Begleiter für Menschen mit Autismus: Ein spannender Job

Menschen mit Autismus im Alltag zu begleiten und ihnen bei alltäglichen Aufgaben und Problemen zu helfen ist eine verantwortungsvolle Aufgabe. Aber auch eine schöne.

Das tun die Begleitpersonen

Grundsätzlich haben Begleitpersonen für Menschen mit Autismus viele verschiedene Aufgaben. Sie sollen helfen Struktur in den Alltag bringen, in Krisen Schutz bieten und helfen die begleitete Person selbstständiger zu machen – sowohl allgemein als auch speziell in sozialen Situationen.
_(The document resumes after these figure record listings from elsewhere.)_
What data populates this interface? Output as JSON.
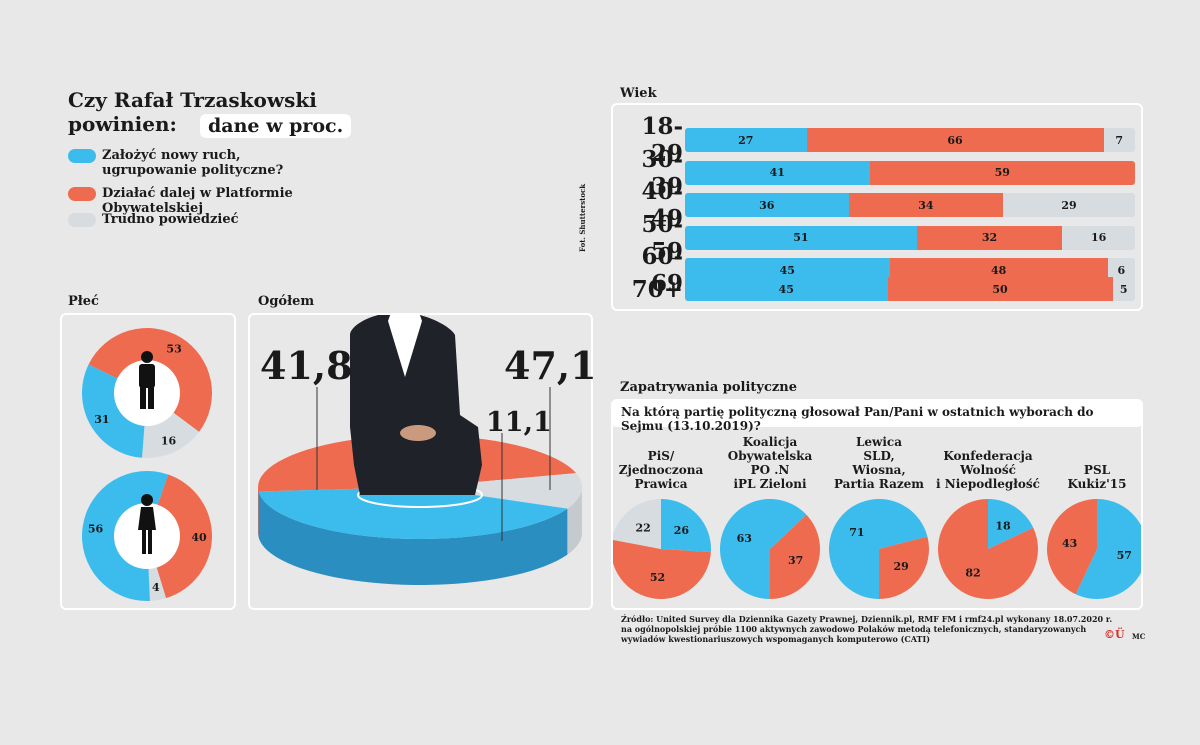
{
  "title_line1": "Czy Rafał Trzaskowski",
  "title_line2": "powinien:",
  "unit": "dane w proc.",
  "colors": {
    "blue": "#3bbced",
    "orange": "#ef6b4f",
    "gray": "#d7dce1"
  },
  "legend": [
    {
      "label": "Założyć nowy ruch, ugrupowanie polityczne?",
      "color": "#3bbced"
    },
    {
      "label": "Działać dalej w Platformie Obywatelskiej",
      "color": "#ef6b4f"
    },
    {
      "label": "Trudno powiedzieć",
      "color": "#d7dce1"
    }
  ],
  "photo_credit": "Fot. Shutterstock",
  "sections": {
    "plec": "Płeć",
    "ogolem": "Ogółem",
    "wiek": "Wiek",
    "zapatrywania": "Zapatrywania polityczne"
  },
  "question": "Na którą partię polityczną głosował Pan/Pani w ostatnich wyborach do Sejmu (13.10.2019)?",
  "source": {
    "line1": "Źródło: United Survey dla Dziennika Gazety Prawnej, Dziennik.pl, RMF FM i rmf24.pl wykonany 18.07.2020 r.",
    "line2": "na ogólnopolskiej próbie 1100 aktywnych zawodowo Polaków metodą telefonicznych, standaryzowanych",
    "line3": "wywiadów kwestionariuszowych wspomaganych komputerowo (CATI)"
  },
  "logo_text": "©Ü",
  "initials": "MC",
  "chart_data": [
    {
      "type": "bar",
      "name": "Wiek",
      "categories": [
        "18-29",
        "30-39",
        "40-49",
        "50-59",
        "60-69",
        "70+"
      ],
      "series": [
        {
          "values": [
            27,
            41,
            36,
            51,
            45,
            45
          ]
        },
        {
          "values": [
            66,
            59,
            34,
            32,
            48,
            50
          ]
        },
        {
          "values": [
            7,
            null,
            29,
            16,
            6,
            5
          ]
        }
      ]
    },
    {
      "type": "pie",
      "name": "Ogółem",
      "values": [
        41.8,
        47.1,
        11.1
      ],
      "labels": [
        "41,8",
        "47,1",
        "11,1"
      ]
    },
    {
      "type": "pie",
      "name": "Płeć – mężczyźni",
      "values": [
        31,
        53,
        16
      ]
    },
    {
      "type": "pie",
      "name": "Płeć – kobiety",
      "values": [
        56,
        40,
        4
      ]
    },
    {
      "type": "pie",
      "name": "Zapatrywania polityczne",
      "groups": [
        {
          "label": [
            "PiS/",
            "Zjednoczona",
            "Prawica"
          ],
          "values": [
            26,
            52,
            22
          ]
        },
        {
          "label": [
            "Koalicja",
            "Obywatelska",
            "PO .N",
            "iPL Zieloni"
          ],
          "values": [
            63,
            37,
            0
          ]
        },
        {
          "label": [
            "Lewica",
            "SLD,",
            "Wiosna,",
            "Partia Razem"
          ],
          "values": [
            71,
            29,
            0
          ]
        },
        {
          "label": [
            "Konfederacja",
            "Wolność",
            "i Niepodległość"
          ],
          "values": [
            18,
            82,
            0
          ]
        },
        {
          "label": [
            "PSL",
            "Kukiz'15"
          ],
          "values": [
            57,
            43,
            0
          ]
        }
      ]
    }
  ]
}
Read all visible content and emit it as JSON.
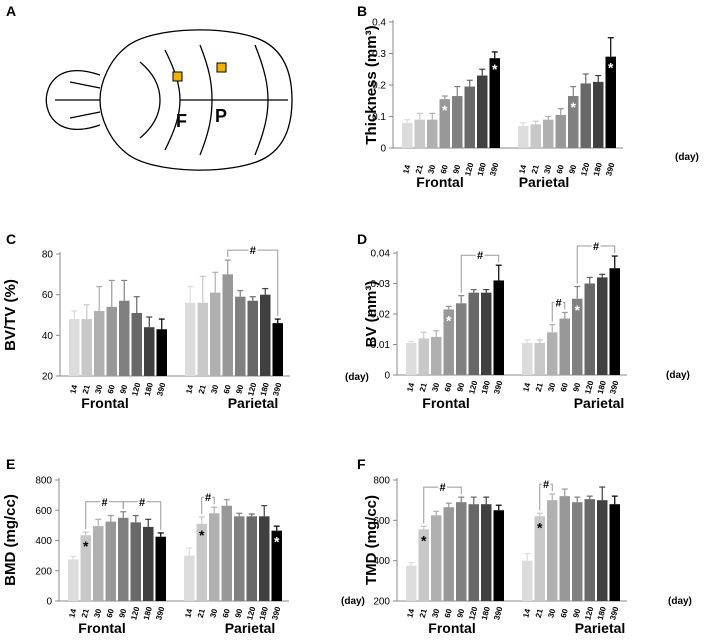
{
  "figure": {
    "colors": [
      "#dcdcdc",
      "#c8c8c8",
      "#b0b0b0",
      "#989898",
      "#808080",
      "#686868",
      "#404040",
      "#000000"
    ],
    "skull": {
      "label": "A",
      "frontal_mark": "F",
      "parietal_mark": "P",
      "marker_color": "#f0b400"
    }
  },
  "chart_data": [
    {
      "label": "B",
      "type": "bar",
      "ylabel": "Thickness (mm³)",
      "xunit": "(day)",
      "ylim": [
        0,
        0.4
      ],
      "yticks": [
        "0",
        "0.1",
        "0.2",
        "0.3",
        "0.4"
      ],
      "categories": [
        "14",
        "21",
        "30",
        "60",
        "90",
        "120",
        "180",
        "390"
      ],
      "series": [
        {
          "name": "Frontal",
          "values": [
            0.08,
            0.09,
            0.09,
            0.155,
            0.165,
            0.195,
            0.23,
            0.285
          ],
          "errors": [
            0.01,
            0.02,
            0.02,
            0.01,
            0.03,
            0.02,
            0.02,
            0.02
          ],
          "stars": [
            3,
            7
          ]
        },
        {
          "name": "Parietal",
          "values": [
            0.07,
            0.075,
            0.09,
            0.105,
            0.165,
            0.205,
            0.21,
            0.29
          ],
          "errors": [
            0.01,
            0.01,
            0.01,
            0.02,
            0.03,
            0.03,
            0.02,
            0.06
          ],
          "stars": [
            4,
            7
          ]
        }
      ],
      "brackets": []
    },
    {
      "label": "C",
      "type": "bar",
      "ylabel": "BV/TV (%)",
      "xunit": "(day)",
      "ylim": [
        20,
        80
      ],
      "yticks": [
        "20",
        "40",
        "60",
        "80"
      ],
      "categories": [
        "14",
        "21",
        "30",
        "60",
        "90",
        "120",
        "180",
        "390"
      ],
      "series": [
        {
          "name": "Frontal",
          "values": [
            48,
            48,
            52,
            54,
            57,
            51,
            44,
            43
          ],
          "errors": [
            4,
            7,
            12,
            13,
            10,
            8,
            5,
            5
          ],
          "stars": []
        },
        {
          "name": "Parietal",
          "values": [
            56,
            56,
            61,
            70,
            59,
            57,
            60,
            46
          ],
          "errors": [
            8,
            13,
            10,
            7,
            3,
            2,
            3,
            2
          ],
          "stars": []
        }
      ],
      "brackets": [
        {
          "series": 1,
          "from": 3,
          "to": 7,
          "label": "#"
        }
      ]
    },
    {
      "label": "D",
      "type": "bar",
      "ylabel": "BV (mm³)",
      "xunit": "(day)",
      "ylim": [
        0,
        0.04
      ],
      "yticks": [
        "0",
        "0.01",
        "0.02",
        "0.03",
        "0.04"
      ],
      "categories": [
        "14",
        "21",
        "30",
        "60",
        "90",
        "120",
        "180",
        "390"
      ],
      "series": [
        {
          "name": "Frontal",
          "values": [
            0.0105,
            0.012,
            0.0125,
            0.0215,
            0.0235,
            0.027,
            0.027,
            0.031
          ],
          "errors": [
            0.0005,
            0.002,
            0.002,
            0.001,
            0.0025,
            0.001,
            0.001,
            0.005
          ],
          "stars": [
            3
          ]
        },
        {
          "name": "Parietal",
          "values": [
            0.0105,
            0.0105,
            0.014,
            0.0185,
            0.025,
            0.03,
            0.032,
            0.035
          ],
          "errors": [
            0.001,
            0.001,
            0.0025,
            0.002,
            0.004,
            0.002,
            0.001,
            0.004
          ],
          "stars": [
            4
          ]
        }
      ],
      "brackets": [
        {
          "series": 0,
          "from": 4,
          "to": 7,
          "label": "#"
        },
        {
          "series": 1,
          "from": 2,
          "to": 3,
          "label": "#"
        },
        {
          "series": 1,
          "from": 4,
          "to": 7,
          "label": "#"
        }
      ]
    },
    {
      "label": "E",
      "type": "bar",
      "ylabel": "BMD (mg/cc)",
      "xunit": "(day)",
      "ylim": [
        0,
        800
      ],
      "yticks": [
        "0",
        "200",
        "400",
        "600",
        "800"
      ],
      "categories": [
        "14",
        "21",
        "30",
        "60",
        "90",
        "120",
        "180",
        "390"
      ],
      "series": [
        {
          "name": "Frontal",
          "values": [
            275,
            435,
            495,
            525,
            550,
            520,
            490,
            425
          ],
          "errors": [
            20,
            20,
            45,
            40,
            40,
            45,
            50,
            25
          ],
          "stars": [
            1
          ]
        },
        {
          "name": "Parietal",
          "values": [
            300,
            510,
            580,
            630,
            560,
            560,
            560,
            465
          ],
          "errors": [
            50,
            45,
            40,
            40,
            20,
            15,
            70,
            30
          ],
          "stars": [
            1,
            7
          ]
        }
      ],
      "brackets": [
        {
          "series": 0,
          "from": 1,
          "to": 4,
          "label": "#"
        },
        {
          "series": 0,
          "from": 4,
          "to": 7,
          "label": "#"
        },
        {
          "series": 1,
          "from": 1,
          "to": 2,
          "label": "#"
        }
      ]
    },
    {
      "label": "F",
      "type": "bar",
      "ylabel": "TMD (mg/cc)",
      "xunit": "(day)",
      "ylim": [
        200,
        800
      ],
      "yticks": [
        "200",
        "400",
        "600",
        "800"
      ],
      "categories": [
        "14",
        "21",
        "30",
        "60",
        "90",
        "120",
        "180",
        "390"
      ],
      "series": [
        {
          "name": "Frontal",
          "values": [
            375,
            555,
            625,
            665,
            690,
            680,
            680,
            650
          ],
          "errors": [
            15,
            15,
            20,
            20,
            25,
            35,
            35,
            25
          ],
          "stars": [
            1
          ]
        },
        {
          "name": "Parietal",
          "values": [
            400,
            620,
            700,
            720,
            690,
            705,
            700,
            680
          ],
          "errors": [
            35,
            15,
            30,
            35,
            25,
            15,
            65,
            40
          ],
          "stars": [
            1
          ]
        }
      ],
      "brackets": [
        {
          "series": 0,
          "from": 1,
          "to": 4,
          "label": "#"
        },
        {
          "series": 1,
          "from": 1,
          "to": 2,
          "label": "#"
        }
      ]
    }
  ]
}
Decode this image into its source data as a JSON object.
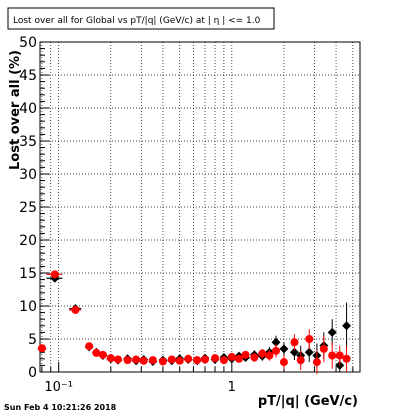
{
  "chart_data": {
    "type": "scatter",
    "title": "Lost over all for Global vs pT/|q| (GeV/c) at |  η | <= 1.0",
    "xlabel": "pT/|q| (GeV/c)",
    "ylabel": "Lost over all (%)",
    "x_scale": "log",
    "xlim": [
      0.078,
      5.5
    ],
    "ylim": [
      0,
      50
    ],
    "grid": true,
    "legend": "none",
    "y_ticks": [
      0,
      5,
      10,
      15,
      20,
      25,
      30,
      35,
      40,
      45,
      50
    ],
    "y_tick_labels": [
      "0",
      "5",
      "10",
      "15",
      "20",
      "25",
      "30",
      "35",
      "40",
      "45",
      "50"
    ],
    "x_tick_labels": [
      {
        "x": 0.1,
        "label": "10⁻¹"
      },
      {
        "x": 1,
        "label": "1"
      }
    ],
    "series": [
      {
        "color": "#000000",
        "marker": "diamond",
        "points": [
          {
            "x": 0.08,
            "y": 3.5,
            "xerr": 0.003,
            "yerr": 0.3
          },
          {
            "x": 0.095,
            "y": 14.2,
            "xerr": 0.01,
            "yerr": 0.4
          },
          {
            "x": 0.125,
            "y": 9.6,
            "xerr": 0.01,
            "yerr": 0.4
          },
          {
            "x": 0.15,
            "y": 3.8,
            "yerr": 0.3
          },
          {
            "x": 0.165,
            "y": 3.0,
            "yerr": 0.3
          },
          {
            "x": 0.18,
            "y": 2.5,
            "yerr": 0.3
          },
          {
            "x": 0.2,
            "y": 2.0,
            "yerr": 0.3
          },
          {
            "x": 0.22,
            "y": 1.8,
            "yerr": 0.3
          },
          {
            "x": 0.25,
            "y": 2.0,
            "yerr": 0.3
          },
          {
            "x": 0.28,
            "y": 1.7,
            "yerr": 0.3
          },
          {
            "x": 0.31,
            "y": 1.9,
            "yerr": 0.3
          },
          {
            "x": 0.35,
            "y": 1.6,
            "yerr": 0.3
          },
          {
            "x": 0.4,
            "y": 1.8,
            "yerr": 0.4
          },
          {
            "x": 0.45,
            "y": 1.7,
            "yerr": 0.4
          },
          {
            "x": 0.5,
            "y": 2.0,
            "yerr": 0.4
          },
          {
            "x": 0.56,
            "y": 1.9,
            "yerr": 0.4
          },
          {
            "x": 0.63,
            "y": 1.7,
            "yerr": 0.4
          },
          {
            "x": 0.7,
            "y": 2.1,
            "yerr": 0.5
          },
          {
            "x": 0.8,
            "y": 1.9,
            "yerr": 0.5
          },
          {
            "x": 0.9,
            "y": 2.2,
            "yerr": 0.5
          },
          {
            "x": 1.0,
            "y": 2.0,
            "yerr": 0.5
          },
          {
            "x": 1.1,
            "y": 2.4,
            "yerr": 0.6
          },
          {
            "x": 1.2,
            "y": 2.2,
            "yerr": 0.6
          },
          {
            "x": 1.35,
            "y": 2.6,
            "yerr": 0.7
          },
          {
            "x": 1.5,
            "y": 2.4,
            "yerr": 0.7
          },
          {
            "x": 1.65,
            "y": 3.0,
            "yerr": 0.8
          },
          {
            "x": 1.8,
            "y": 4.5,
            "yerr": 1.0
          },
          {
            "x": 2.0,
            "y": 3.5,
            "yerr": 1.0
          },
          {
            "x": 2.3,
            "y": 3.0,
            "yerr": 1.2
          },
          {
            "x": 2.5,
            "y": 2.5,
            "yerr": 1.5
          },
          {
            "x": 2.8,
            "y": 3.0,
            "yerr": 1.5
          },
          {
            "x": 3.1,
            "y": 2.5,
            "yerr": 1.8
          },
          {
            "x": 3.4,
            "y": 4.0,
            "yerr": 2.0
          },
          {
            "x": 3.8,
            "y": 6.0,
            "yerr": 2.0
          },
          {
            "x": 4.2,
            "y": 1.0,
            "yerr": 1.0
          },
          {
            "x": 4.6,
            "y": 7.0,
            "yerr": 3.5
          }
        ]
      },
      {
        "color": "#ff0000",
        "marker": "circle",
        "points": [
          {
            "x": 0.08,
            "y": 3.6,
            "xerr": 0.003,
            "yerr": 0.3
          },
          {
            "x": 0.095,
            "y": 14.8,
            "xerr": 0.01,
            "yerr": 0.4
          },
          {
            "x": 0.125,
            "y": 9.4,
            "xerr": 0.01,
            "yerr": 0.4
          },
          {
            "x": 0.15,
            "y": 3.9,
            "yerr": 0.3
          },
          {
            "x": 0.165,
            "y": 2.9,
            "yerr": 0.3
          },
          {
            "x": 0.18,
            "y": 2.6,
            "yerr": 0.3
          },
          {
            "x": 0.2,
            "y": 2.1,
            "yerr": 0.3
          },
          {
            "x": 0.22,
            "y": 1.9,
            "yerr": 0.3
          },
          {
            "x": 0.25,
            "y": 1.8,
            "yerr": 0.3
          },
          {
            "x": 0.28,
            "y": 1.9,
            "yerr": 0.3
          },
          {
            "x": 0.31,
            "y": 1.7,
            "yerr": 0.3
          },
          {
            "x": 0.35,
            "y": 1.8,
            "yerr": 0.3
          },
          {
            "x": 0.4,
            "y": 1.6,
            "yerr": 0.4
          },
          {
            "x": 0.45,
            "y": 1.9,
            "yerr": 0.4
          },
          {
            "x": 0.5,
            "y": 1.7,
            "yerr": 0.4
          },
          {
            "x": 0.56,
            "y": 2.0,
            "yerr": 0.4
          },
          {
            "x": 0.63,
            "y": 1.8,
            "yerr": 0.4
          },
          {
            "x": 0.7,
            "y": 1.9,
            "yerr": 0.5
          },
          {
            "x": 0.8,
            "y": 2.1,
            "yerr": 0.5
          },
          {
            "x": 0.9,
            "y": 1.8,
            "yerr": 0.5
          },
          {
            "x": 1.0,
            "y": 2.3,
            "yerr": 0.5
          },
          {
            "x": 1.1,
            "y": 2.0,
            "yerr": 0.6
          },
          {
            "x": 1.2,
            "y": 2.6,
            "yerr": 0.6
          },
          {
            "x": 1.35,
            "y": 2.2,
            "yerr": 0.7
          },
          {
            "x": 1.5,
            "y": 2.8,
            "yerr": 0.7
          },
          {
            "x": 1.65,
            "y": 2.5,
            "yerr": 0.8
          },
          {
            "x": 1.8,
            "y": 3.2,
            "yerr": 1.0
          },
          {
            "x": 2.0,
            "y": 1.5,
            "yerr": 1.0
          },
          {
            "x": 2.3,
            "y": 4.5,
            "yerr": 1.2
          },
          {
            "x": 2.5,
            "y": 1.8,
            "yerr": 1.5
          },
          {
            "x": 2.8,
            "y": 5.0,
            "yerr": 1.5
          },
          {
            "x": 3.1,
            "y": 1.5,
            "yerr": 1.8
          },
          {
            "x": 3.4,
            "y": 3.5,
            "yerr": 2.0
          },
          {
            "x": 3.8,
            "y": 2.5,
            "yerr": 2.0
          },
          {
            "x": 4.2,
            "y": 2.5,
            "yerr": 1.5
          },
          {
            "x": 4.6,
            "y": 2.0,
            "yerr": 2.0
          }
        ]
      }
    ]
  },
  "footer": {
    "timestamp": "Sun Feb  4 10:21:26 2018"
  }
}
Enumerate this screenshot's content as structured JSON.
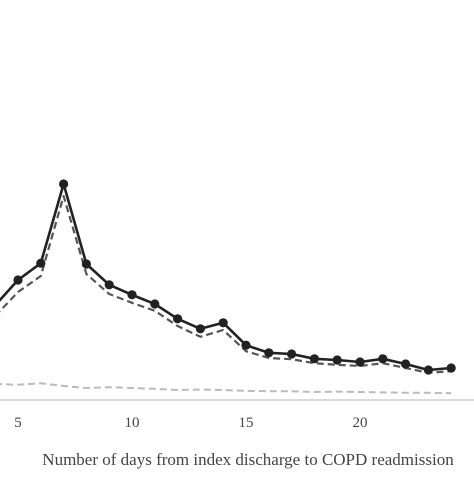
{
  "chart_data": {
    "type": "line",
    "xlabel": "Number of days from index discharge to COPD readmission",
    "x_ticks": [
      5,
      10,
      15,
      20
    ],
    "xlim": [
      0,
      25
    ],
    "ylim": [
      0,
      1
    ],
    "grid": false,
    "series": [
      {
        "style": "solid-markers",
        "color": "#222222",
        "x": [
          4,
          5,
          6,
          7,
          8,
          9,
          10,
          11,
          12,
          13,
          14,
          15,
          16,
          17,
          18,
          19,
          20,
          21,
          22,
          23,
          24
        ],
        "y": [
          0.237,
          0.3,
          0.342,
          0.54,
          0.34,
          0.288,
          0.263,
          0.24,
          0.203,
          0.178,
          0.193,
          0.137,
          0.118,
          0.115,
          0.103,
          0.1,
          0.095,
          0.103,
          0.09,
          0.075,
          0.08
        ]
      },
      {
        "style": "dashed",
        "color": "#555555",
        "x": [
          4,
          5,
          6,
          7,
          8,
          9,
          10,
          11,
          12,
          13,
          14,
          15,
          16,
          17,
          18,
          19,
          20,
          21,
          22,
          23,
          24
        ],
        "y": [
          0.21,
          0.27,
          0.31,
          0.51,
          0.315,
          0.265,
          0.243,
          0.223,
          0.185,
          0.158,
          0.175,
          0.122,
          0.105,
          0.102,
          0.092,
          0.088,
          0.085,
          0.092,
          0.08,
          0.068,
          0.072
        ]
      },
      {
        "style": "dashed-light",
        "color": "#bbbbbb",
        "x": [
          4,
          5,
          6,
          7,
          8,
          9,
          10,
          11,
          12,
          13,
          14,
          15,
          16,
          17,
          18,
          19,
          20,
          21,
          22,
          23,
          24
        ],
        "y": [
          0.04,
          0.038,
          0.042,
          0.035,
          0.03,
          0.032,
          0.03,
          0.028,
          0.025,
          0.026,
          0.025,
          0.023,
          0.022,
          0.022,
          0.02,
          0.021,
          0.02,
          0.019,
          0.018,
          0.018,
          0.017
        ]
      }
    ]
  }
}
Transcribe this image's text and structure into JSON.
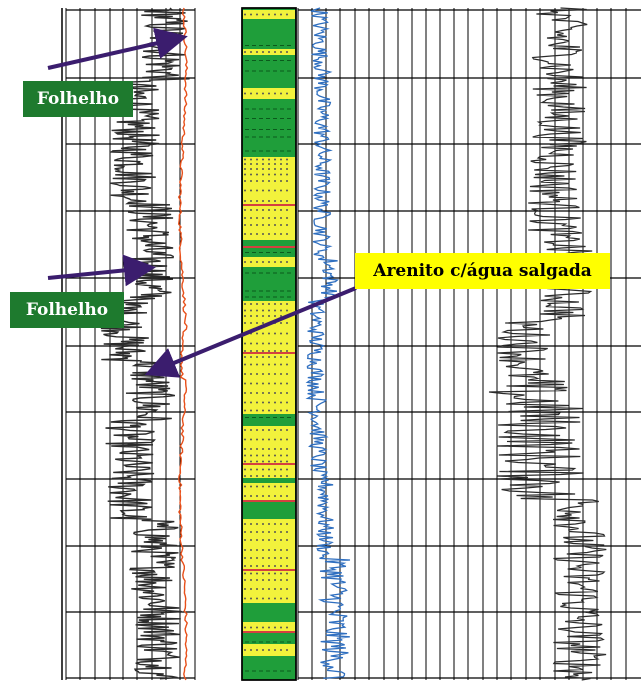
{
  "annotations": [
    {
      "id": "shale-top",
      "text": "Folhelho",
      "style": "green"
    },
    {
      "id": "shale-mid",
      "text": "Folhelho",
      "style": "green"
    },
    {
      "id": "sandstone",
      "text": "Arenito c/água salgada",
      "style": "yellow"
    }
  ],
  "colors": {
    "grid": "#000000",
    "gamma_ray_curve": "#2b2b2b",
    "sp_curve": "#e8501a",
    "resistivity_curve": "#2f6fc0",
    "lithology_shale": "#1f9e3a",
    "lithology_sand": "#f2f23c",
    "lithology_accent": "#d44040",
    "arrow": "#3b1d6e",
    "label_green": "#1e7a2e",
    "label_yellow": "#ffff00"
  },
  "tracks": [
    {
      "name": "gamma-ray-track"
    },
    {
      "name": "lithology-column"
    },
    {
      "name": "resistivity-track"
    },
    {
      "name": "right-log-track"
    }
  ]
}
In Momenten von Überforderung und Reizüberflutung ist es ihre Aufgabe, Hilfe und Rückzugsmöglichkeiten zu bieten. Übergangsphasen im Leben erfordern intensivere Betreuung als alltägliche Aufgaben. Aber Krisen kann es immer geben: Die Begleitperson erarbeitet daher zusammen mit der begleiteten Person und evtl. anderen Angehörigen für alle möglichen Fälle Maßnahmen um diese Krisen zu managen. Begleitpersonen helfen im Alltag – und zwar nicht einfach mit den alltäglichen Bedürfnissen, sondern auch dabei, Probleme grundlegend zu erkennen und an Lösungen zu arbeiten.

Gleichzeitig haben sie gewissermaßen eine Funktion als „Dolmetscher“. Denn sie sind ausgebildet und wissen nicht nur, welche Probleme für Menschen mit Autismus allgemein in der Kommunikation auftreten können, sondern lernen auch sehr schnell, welche individuellen Dinge der Person Schwierigkeiten bereiten, die sie betreuen.

Ansprüche an Begleiter für Menschen mit Autismus

Ein Begleiter oder eine Begleiterin für Menschen mit Autismus muss einige Voraussetzungen erfüllen. Zunächst sollte eine passende Ausbildung vorliegen. Die allermeisten Menschen, die als Begleitpersonen für Menschen mit Autismus tätig sind, haben eine Ausbildung im pädagogischen Bereich oder Vergleichbares abgeschlossen. Sehr häufig ist diese noch verbunden mit einer Fortbildung im Bereich Autismus, wobei auch hilfreich ist, wenn die Person bereits Erfahrung sammeln konnte.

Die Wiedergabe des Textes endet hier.